И тогда неизбежно вступает в силу естественное следствие подобного совмещения. Читательское восприятие частично подчиняется логике и критериям самосознания героя, приобщается к внутренней атмосфере его душевных состояний. Иначе говоря, в каких-то аспектах повествователь и читатель обычно равны у Толстого его героям, вместе с ними переживая, осознавая, оценивая все происходящее в его романах. Так, максимальная активизация «партии» повествователя оборачивается максимальной активизацией «партий» героев и, значит, максимальным усилением их прямого воздействия на читателя.

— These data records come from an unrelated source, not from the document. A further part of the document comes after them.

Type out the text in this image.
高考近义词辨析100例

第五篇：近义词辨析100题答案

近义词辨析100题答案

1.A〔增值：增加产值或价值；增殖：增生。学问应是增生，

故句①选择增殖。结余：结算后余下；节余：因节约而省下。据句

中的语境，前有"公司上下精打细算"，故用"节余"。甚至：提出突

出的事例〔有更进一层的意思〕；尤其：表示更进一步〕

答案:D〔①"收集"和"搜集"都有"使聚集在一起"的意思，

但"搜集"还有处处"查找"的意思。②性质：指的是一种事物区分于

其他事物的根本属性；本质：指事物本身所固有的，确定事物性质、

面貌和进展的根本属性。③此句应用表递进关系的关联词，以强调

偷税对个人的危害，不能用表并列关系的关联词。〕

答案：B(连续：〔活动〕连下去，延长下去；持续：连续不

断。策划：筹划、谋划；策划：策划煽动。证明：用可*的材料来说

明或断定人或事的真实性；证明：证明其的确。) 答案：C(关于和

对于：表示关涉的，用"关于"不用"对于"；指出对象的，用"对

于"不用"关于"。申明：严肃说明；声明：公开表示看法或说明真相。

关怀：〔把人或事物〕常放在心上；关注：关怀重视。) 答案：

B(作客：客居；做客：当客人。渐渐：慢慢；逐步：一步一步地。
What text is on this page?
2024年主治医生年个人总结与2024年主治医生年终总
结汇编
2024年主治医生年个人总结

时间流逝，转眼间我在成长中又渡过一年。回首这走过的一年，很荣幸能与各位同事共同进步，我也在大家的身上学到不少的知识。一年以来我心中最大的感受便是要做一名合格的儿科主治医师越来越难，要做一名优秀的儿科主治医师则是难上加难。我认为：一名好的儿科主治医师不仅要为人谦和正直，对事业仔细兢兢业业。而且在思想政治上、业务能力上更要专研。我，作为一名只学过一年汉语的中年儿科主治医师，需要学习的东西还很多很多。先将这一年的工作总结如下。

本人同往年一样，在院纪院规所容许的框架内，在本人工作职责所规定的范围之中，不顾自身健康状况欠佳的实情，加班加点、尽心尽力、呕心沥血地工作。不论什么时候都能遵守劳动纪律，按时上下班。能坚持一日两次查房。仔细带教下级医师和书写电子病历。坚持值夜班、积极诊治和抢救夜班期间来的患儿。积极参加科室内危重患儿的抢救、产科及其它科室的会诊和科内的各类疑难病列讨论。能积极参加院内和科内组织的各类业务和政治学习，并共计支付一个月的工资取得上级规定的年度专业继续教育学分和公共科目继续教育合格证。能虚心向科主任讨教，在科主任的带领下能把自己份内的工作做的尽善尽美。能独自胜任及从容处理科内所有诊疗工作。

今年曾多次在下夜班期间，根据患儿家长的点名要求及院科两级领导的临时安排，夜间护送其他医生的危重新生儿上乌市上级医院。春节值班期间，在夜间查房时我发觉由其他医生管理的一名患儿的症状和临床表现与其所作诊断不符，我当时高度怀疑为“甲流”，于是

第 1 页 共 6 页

Совсем иная диалектика отношений между повествователем, героем и читателем в романах Достоевского 60—70-х годов. Статус повествователя здесь бывает различным. Повествователь может принять роль хроникера-очевидца с заранее ограниченными правами («Бесы»). Он может избрать позицию, близкую к позиции наблюдателя, но в то же время способную легко выходить за пределы заданных ею ограничений («Идиот», «Братья Карамазовы»). В «Преступлении и наказании» оказывается возможной позиция незримого и вездесущего автора, обладающего беспредельно широким знанием «внешнего» и «внутреннего», стоящего над героями в качестве демиурга созданного им художественного мира. 26

Различна и степень публицистической активности повествователя, параллельной «партиям» основных героев. Подобная активность может даже возрастать по мере удаления от позиции всезнающего автора-демиурга. 27Однако при любом статусе субъекта повествования, при любой степени его «сепаратной» идеологической активности очевидна специфичность его прав на объяснение и оценку действующих лиц. 28

Специфика его позиции в неслыханной независимости «партий» основных героев. «Все то, что обычно служит автору для создания твердого и устойчивого образа героя — „кто он" — у Достоевского становится объектом рефлексии героя, предметом его самосознания». 29 К тому же герой Достоевского стремится предвосхитить все возможные определения своей личности извне, с каких-либо объективных по отношению к ней позиций. И не только предвосхищает их, но всегда — мыслью, чувствами, и делом — полемизирует с ними. 30 Поэтому герой не равен любым завершающим определениям и не может быть предметом объективного объяснения и оценки обычного типа.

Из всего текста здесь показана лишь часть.